On January 17, Qadri signed an agreement with the government, ending his long march. The irony of signing an agreement with the same prime minister who he longed to see behind bars is not lost on anyone. Qadri and his backers (the military-judiciary nexus) were craftily outmanoeuvred by the political class. This is nothing short of a victory and a huge morale booster for Pakistan’s nascent democracy. Given our military’s track record, had it been in a position to mount a direct coup, it would have done so. Mercifully, those days are over. This is not say that the military establishment will not try to destabilise the democratic system. Elections are all set to be held in May this year. It cannot be said with certainty who will come to power but the military fears a comeback of Mian Nawaz Sharif in the Prime Minister’s House after the next general elections. Mian sahib has been unequivocally vocal about civil-military imbalance in the country. Not only does he want the military to be subservient to the civilians, but he is also committed to long-lasting peace with India. These two demands make the Pakistani military establishment nervous.

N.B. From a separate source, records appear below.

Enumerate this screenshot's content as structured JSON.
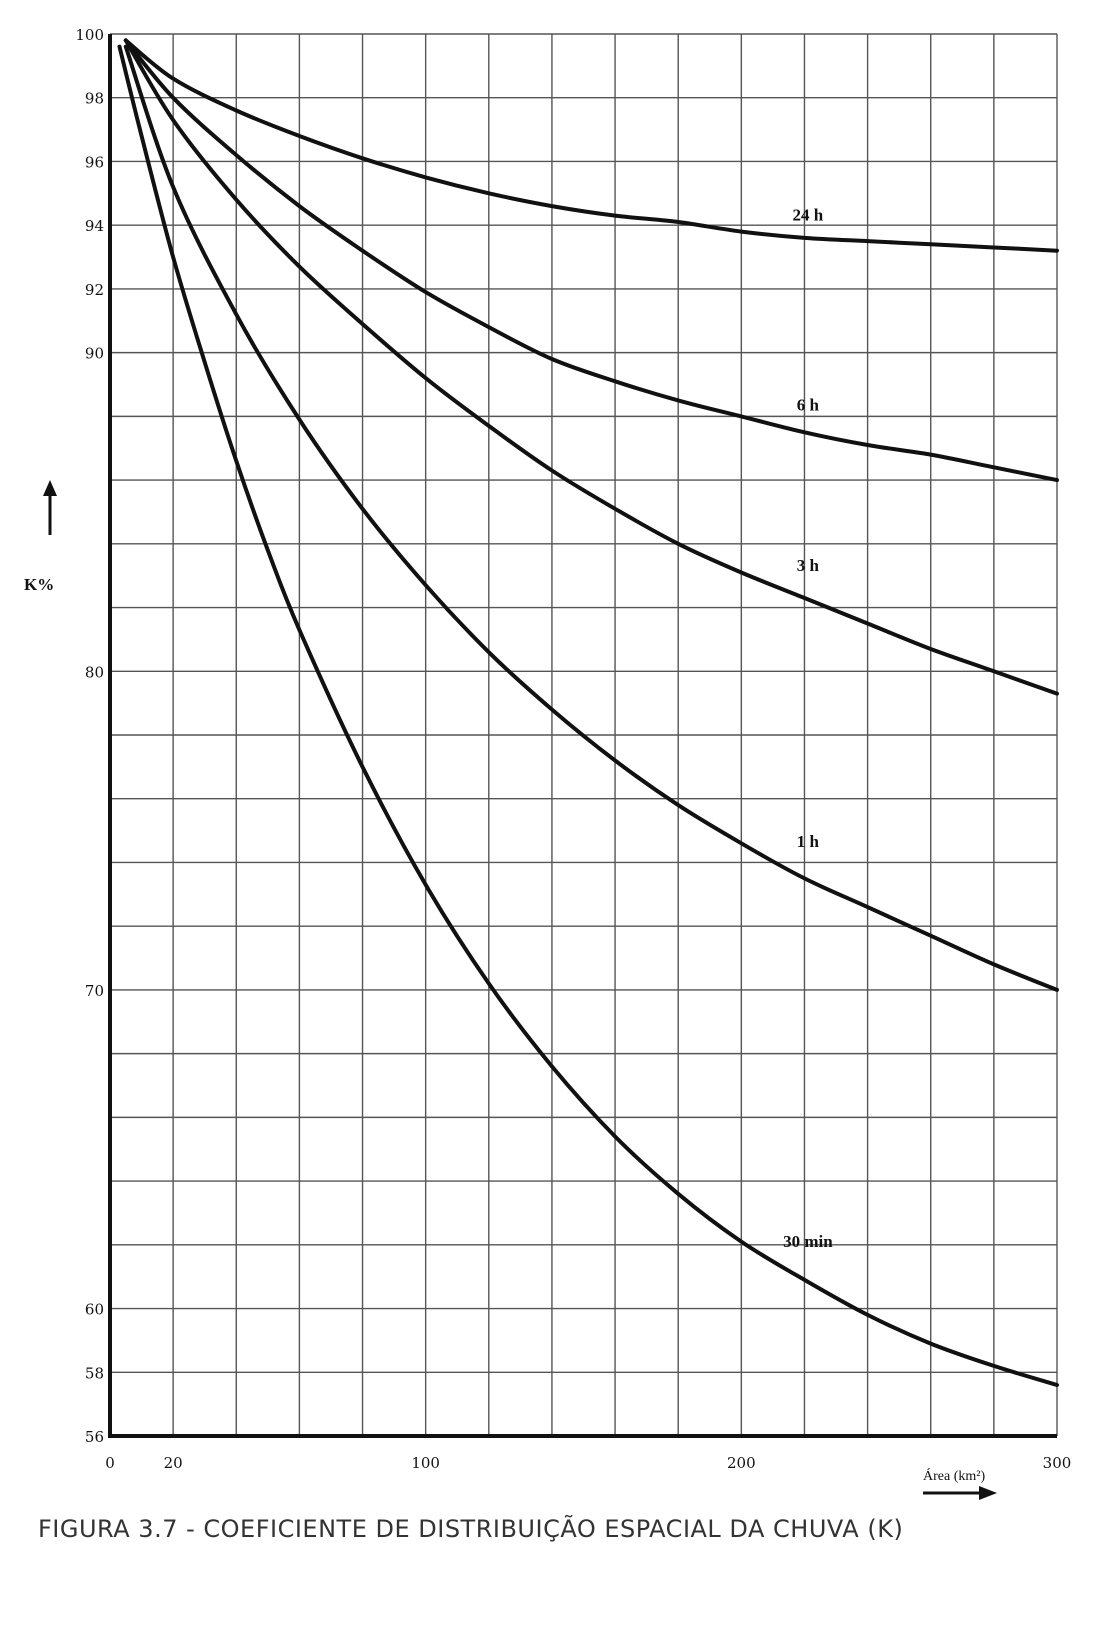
{
  "caption": "FIGURA 3.7 - COEFICIENTE DE DISTRIBUIÇÃO ESPACIAL DA CHUVA (K)",
  "chart_data": {
    "type": "line",
    "title": "",
    "xlabel": "Área (km²)",
    "ylabel": "K%",
    "xlim": [
      0,
      300
    ],
    "ylim": [
      56,
      100
    ],
    "grid": true,
    "x_tick_labels": [
      "0",
      "20",
      "100",
      "200",
      "300"
    ],
    "y_tick_labels": [
      "100",
      "98",
      "96",
      "94",
      "92",
      "90",
      "80",
      "70",
      "60",
      "58",
      "56"
    ],
    "series": [
      {
        "name": "24 h",
        "x": [
          5,
          20,
          40,
          60,
          80,
          100,
          120,
          140,
          160,
          180,
          200,
          220,
          240,
          260,
          280,
          300
        ],
        "y": [
          99.8,
          98.6,
          97.6,
          96.8,
          96.1,
          95.5,
          95.0,
          94.6,
          94.3,
          94.1,
          93.8,
          93.6,
          93.5,
          93.4,
          93.3,
          93.2
        ]
      },
      {
        "name": "6 h",
        "x": [
          5,
          20,
          40,
          60,
          80,
          100,
          120,
          140,
          160,
          180,
          200,
          220,
          240,
          260,
          280,
          300
        ],
        "y": [
          99.8,
          98.0,
          96.2,
          94.6,
          93.2,
          91.9,
          90.8,
          89.8,
          89.1,
          88.5,
          88.0,
          87.5,
          87.1,
          86.8,
          86.4,
          86.0
        ]
      },
      {
        "name": "3 h",
        "x": [
          5,
          20,
          40,
          60,
          80,
          100,
          120,
          140,
          160,
          180,
          200,
          220,
          240,
          260,
          280,
          300
        ],
        "y": [
          99.8,
          97.3,
          94.8,
          92.7,
          90.9,
          89.2,
          87.7,
          86.3,
          85.1,
          84.0,
          83.1,
          82.3,
          81.5,
          80.7,
          80.0,
          79.3
        ]
      },
      {
        "name": "1 h",
        "x": [
          5,
          20,
          40,
          60,
          80,
          100,
          120,
          140,
          160,
          180,
          200,
          220,
          240,
          260,
          280,
          300
        ],
        "y": [
          99.6,
          95.2,
          91.2,
          87.9,
          85.1,
          82.7,
          80.6,
          78.8,
          77.2,
          75.8,
          74.6,
          73.5,
          72.6,
          71.7,
          70.8,
          70.0
        ]
      },
      {
        "name": "30 min",
        "x": [
          3,
          10,
          20,
          30,
          40,
          50,
          60,
          80,
          100,
          120,
          140,
          160,
          180,
          200,
          220,
          240,
          260,
          280,
          300
        ],
        "y": [
          99.6,
          96.8,
          93.0,
          89.7,
          86.6,
          83.8,
          81.3,
          77.0,
          73.3,
          70.2,
          67.6,
          65.4,
          63.6,
          62.1,
          60.9,
          59.8,
          58.9,
          58.2,
          57.6
        ]
      }
    ]
  }
}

Let me end by sharing a personal anecdote that might summarise the emotional upheaval caused by the events during the last few days for the supporters of democracy. On January 15, I went to a friend’s place in the evening. The moment we saw each other, we hugged each other tightly and started to cry. We felt helpless and demoralised by the day’s events. Following Kaira and Nawaz Sharif’s press conferences on January 16, I got a call from the same friend. “Mehmal, WE WON…democracy WON,” she screamed in joy on the phone. “I am coming over. Let’s celebrate,” I shouted back. We danced and we hooted when we met. On January 17, we sat together in deep contentment, watching Qadri beat a hasty ‘face-saving’ retreat. It was one of the most satisfying moments of our lives.